そして消えゆく君の声
 記憶をかき集めて思い出す征一さんは誰よりも優しそうで、いつも……そう、仮面を着けているようにいつも笑顔で。

 だから昇降口での違和感も気のせいだと思い込んでいたけれど、あれはもしかして。


「……じゃあ、幸記くんの傷も皆のためなの?」


 視線を合わせて問いかけると、

 なぜだろう、黒崎くんはどこか気まずそうに視線をそらした。


「……幸記は、亡くなった叔母の子なんだ」

「叔母さんの」

「俺が中学に入ったころ、うちに引き取られて。
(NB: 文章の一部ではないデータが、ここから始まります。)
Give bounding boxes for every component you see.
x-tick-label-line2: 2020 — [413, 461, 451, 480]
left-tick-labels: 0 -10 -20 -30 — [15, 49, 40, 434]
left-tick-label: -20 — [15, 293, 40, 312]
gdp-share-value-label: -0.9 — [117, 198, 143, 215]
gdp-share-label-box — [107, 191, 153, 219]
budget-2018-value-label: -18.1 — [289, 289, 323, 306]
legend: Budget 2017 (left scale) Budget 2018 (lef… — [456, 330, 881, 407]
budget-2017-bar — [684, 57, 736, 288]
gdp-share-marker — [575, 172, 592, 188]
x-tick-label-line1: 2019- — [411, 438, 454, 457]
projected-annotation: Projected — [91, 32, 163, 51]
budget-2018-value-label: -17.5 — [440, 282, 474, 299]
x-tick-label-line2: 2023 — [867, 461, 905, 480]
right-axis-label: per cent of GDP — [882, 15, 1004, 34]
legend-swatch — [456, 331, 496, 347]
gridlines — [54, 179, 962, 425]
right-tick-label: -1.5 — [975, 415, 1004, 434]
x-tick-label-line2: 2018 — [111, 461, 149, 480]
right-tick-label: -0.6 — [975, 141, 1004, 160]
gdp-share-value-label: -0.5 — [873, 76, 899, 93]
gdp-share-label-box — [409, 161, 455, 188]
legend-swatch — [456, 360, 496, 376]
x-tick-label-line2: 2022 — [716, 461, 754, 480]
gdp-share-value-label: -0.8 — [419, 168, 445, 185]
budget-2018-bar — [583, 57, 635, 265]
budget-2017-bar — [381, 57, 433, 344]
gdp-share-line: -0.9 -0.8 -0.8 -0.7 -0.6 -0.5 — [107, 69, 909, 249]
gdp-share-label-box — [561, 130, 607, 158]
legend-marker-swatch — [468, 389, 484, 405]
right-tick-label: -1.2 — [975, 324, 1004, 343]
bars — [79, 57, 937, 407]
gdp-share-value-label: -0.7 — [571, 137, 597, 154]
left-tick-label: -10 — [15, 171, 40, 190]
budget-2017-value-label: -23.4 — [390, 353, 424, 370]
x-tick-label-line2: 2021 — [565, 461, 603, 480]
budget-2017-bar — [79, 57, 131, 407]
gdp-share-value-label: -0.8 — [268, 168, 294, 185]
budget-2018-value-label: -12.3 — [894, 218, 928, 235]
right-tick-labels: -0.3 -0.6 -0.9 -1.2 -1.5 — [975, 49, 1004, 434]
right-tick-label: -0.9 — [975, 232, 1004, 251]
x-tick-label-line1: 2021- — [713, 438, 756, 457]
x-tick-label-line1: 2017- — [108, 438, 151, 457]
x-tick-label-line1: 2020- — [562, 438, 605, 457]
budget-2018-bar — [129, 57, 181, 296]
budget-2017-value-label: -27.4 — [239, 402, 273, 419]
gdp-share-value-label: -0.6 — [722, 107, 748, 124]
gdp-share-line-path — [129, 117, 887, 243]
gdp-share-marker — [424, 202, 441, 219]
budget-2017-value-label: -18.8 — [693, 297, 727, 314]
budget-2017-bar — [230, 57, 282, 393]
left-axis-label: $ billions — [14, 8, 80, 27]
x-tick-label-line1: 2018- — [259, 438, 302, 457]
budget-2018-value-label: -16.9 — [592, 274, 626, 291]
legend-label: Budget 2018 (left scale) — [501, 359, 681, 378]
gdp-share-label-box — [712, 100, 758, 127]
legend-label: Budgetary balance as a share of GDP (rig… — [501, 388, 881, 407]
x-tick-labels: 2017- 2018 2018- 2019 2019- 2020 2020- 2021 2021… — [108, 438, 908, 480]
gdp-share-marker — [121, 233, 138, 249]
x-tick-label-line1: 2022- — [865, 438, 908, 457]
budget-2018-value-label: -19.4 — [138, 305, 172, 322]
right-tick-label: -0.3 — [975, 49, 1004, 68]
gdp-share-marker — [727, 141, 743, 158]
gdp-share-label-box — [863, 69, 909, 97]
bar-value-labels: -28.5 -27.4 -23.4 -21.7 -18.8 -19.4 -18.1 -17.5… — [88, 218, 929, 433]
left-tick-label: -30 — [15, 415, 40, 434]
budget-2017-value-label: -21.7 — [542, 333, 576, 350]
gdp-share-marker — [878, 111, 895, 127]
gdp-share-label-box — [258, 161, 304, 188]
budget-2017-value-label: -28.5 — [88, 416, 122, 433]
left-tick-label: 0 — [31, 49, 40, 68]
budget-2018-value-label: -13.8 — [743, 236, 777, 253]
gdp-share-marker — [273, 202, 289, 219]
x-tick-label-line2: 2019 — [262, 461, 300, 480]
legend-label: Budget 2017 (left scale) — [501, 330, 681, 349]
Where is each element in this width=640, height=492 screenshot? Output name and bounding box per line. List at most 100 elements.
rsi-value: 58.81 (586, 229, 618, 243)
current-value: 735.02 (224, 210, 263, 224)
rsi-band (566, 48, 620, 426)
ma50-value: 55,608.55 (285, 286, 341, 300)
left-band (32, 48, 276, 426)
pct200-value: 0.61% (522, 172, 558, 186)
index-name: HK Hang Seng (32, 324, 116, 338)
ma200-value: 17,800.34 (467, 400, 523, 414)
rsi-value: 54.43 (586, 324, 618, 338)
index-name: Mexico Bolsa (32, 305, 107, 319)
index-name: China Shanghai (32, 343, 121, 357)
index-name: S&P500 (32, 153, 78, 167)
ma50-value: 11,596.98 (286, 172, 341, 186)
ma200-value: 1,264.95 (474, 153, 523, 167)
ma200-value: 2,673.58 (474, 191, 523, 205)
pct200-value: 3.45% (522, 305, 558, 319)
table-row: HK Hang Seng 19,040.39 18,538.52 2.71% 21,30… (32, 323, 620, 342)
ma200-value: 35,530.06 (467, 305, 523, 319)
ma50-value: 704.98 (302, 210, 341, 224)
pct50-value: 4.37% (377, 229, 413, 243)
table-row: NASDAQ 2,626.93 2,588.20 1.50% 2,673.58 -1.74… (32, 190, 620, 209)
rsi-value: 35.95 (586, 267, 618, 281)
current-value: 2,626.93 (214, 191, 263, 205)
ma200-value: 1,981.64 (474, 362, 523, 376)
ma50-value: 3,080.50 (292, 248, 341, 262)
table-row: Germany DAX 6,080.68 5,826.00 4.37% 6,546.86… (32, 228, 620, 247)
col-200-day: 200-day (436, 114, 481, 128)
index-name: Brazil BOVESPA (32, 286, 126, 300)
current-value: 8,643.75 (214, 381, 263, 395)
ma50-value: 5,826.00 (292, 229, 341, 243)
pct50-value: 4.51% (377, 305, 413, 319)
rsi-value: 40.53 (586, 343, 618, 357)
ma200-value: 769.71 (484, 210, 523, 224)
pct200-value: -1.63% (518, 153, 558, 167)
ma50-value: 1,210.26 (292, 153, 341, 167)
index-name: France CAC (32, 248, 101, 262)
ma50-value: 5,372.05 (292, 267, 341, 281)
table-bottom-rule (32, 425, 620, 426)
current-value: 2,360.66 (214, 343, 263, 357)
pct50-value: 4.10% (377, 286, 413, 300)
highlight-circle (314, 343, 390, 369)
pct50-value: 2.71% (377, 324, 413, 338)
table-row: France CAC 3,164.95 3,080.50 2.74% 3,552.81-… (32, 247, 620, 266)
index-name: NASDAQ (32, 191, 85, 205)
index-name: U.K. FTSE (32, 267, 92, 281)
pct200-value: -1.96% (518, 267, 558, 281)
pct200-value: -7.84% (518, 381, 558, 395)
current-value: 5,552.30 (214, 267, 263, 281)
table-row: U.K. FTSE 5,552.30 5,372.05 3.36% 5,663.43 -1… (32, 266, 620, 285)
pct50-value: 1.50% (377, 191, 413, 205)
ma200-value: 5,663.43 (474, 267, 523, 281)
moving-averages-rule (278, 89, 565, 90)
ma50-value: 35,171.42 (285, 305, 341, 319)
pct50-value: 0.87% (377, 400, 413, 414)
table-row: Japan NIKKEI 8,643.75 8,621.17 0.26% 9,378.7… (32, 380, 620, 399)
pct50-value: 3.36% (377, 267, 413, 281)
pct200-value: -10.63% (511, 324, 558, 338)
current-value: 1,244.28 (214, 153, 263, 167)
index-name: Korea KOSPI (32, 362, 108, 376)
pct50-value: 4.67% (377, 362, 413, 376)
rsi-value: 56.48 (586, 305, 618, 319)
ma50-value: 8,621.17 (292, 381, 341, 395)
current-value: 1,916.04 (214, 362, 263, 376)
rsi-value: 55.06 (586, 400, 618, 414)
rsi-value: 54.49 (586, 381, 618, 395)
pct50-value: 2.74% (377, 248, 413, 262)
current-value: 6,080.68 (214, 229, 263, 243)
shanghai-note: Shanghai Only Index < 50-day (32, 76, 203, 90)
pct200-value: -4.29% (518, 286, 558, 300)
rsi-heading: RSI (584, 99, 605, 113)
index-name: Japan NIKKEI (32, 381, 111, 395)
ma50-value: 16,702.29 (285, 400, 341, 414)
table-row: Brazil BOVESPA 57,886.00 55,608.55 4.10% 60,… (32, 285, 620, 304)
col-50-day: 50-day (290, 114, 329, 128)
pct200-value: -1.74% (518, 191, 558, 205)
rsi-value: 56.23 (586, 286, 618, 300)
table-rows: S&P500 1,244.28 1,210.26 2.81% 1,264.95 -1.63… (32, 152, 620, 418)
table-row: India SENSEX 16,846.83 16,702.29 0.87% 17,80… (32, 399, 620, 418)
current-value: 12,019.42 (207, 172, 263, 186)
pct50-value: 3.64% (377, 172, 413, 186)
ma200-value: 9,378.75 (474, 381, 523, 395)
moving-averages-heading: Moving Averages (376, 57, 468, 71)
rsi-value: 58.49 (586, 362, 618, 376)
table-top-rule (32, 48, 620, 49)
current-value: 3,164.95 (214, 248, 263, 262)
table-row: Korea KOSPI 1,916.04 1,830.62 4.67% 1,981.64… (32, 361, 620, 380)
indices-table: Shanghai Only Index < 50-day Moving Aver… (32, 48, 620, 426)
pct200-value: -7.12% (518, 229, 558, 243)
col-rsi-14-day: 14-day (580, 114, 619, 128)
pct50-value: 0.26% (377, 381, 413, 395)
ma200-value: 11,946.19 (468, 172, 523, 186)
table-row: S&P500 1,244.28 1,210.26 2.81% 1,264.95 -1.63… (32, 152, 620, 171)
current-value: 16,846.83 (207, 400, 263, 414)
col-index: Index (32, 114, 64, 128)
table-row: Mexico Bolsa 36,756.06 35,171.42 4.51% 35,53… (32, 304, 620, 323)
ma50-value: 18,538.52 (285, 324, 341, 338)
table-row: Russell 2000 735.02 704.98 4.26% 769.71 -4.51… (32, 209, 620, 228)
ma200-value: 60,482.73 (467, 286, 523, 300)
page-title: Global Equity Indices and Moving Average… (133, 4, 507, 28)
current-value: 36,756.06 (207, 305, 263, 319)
誰も家の一員だなんて認めていないけど……俺にとっては、従兄弟っていうより、大切な弟」


 声が、ほんの少しだけ優しくなる。

 そういえば、幸記くんを迎えにきた時も心配そうに名前を呼んでいたっけ。

 こんな状況だけど、黒崎くんに心をあたためられる相手が、大切な家族がいるのだと思うと嬉しくなる。


 でも……中学のころ?


「ちょっと待って」


 黒崎くんの言葉に、私は前から抱いていた疑問を口にした。


「幸記くんは、うちの学校には通っていないの?」


 私たちの通っている学校は小中高一貫で、ほとんどの生徒は中学からこの学校に通っている。

 けれど、私の知るかぎり誰かから幸記くんの話を聞いたことはない。たとえ別の学校に通っているのだとしても、誰かが噂しそうなものなのに。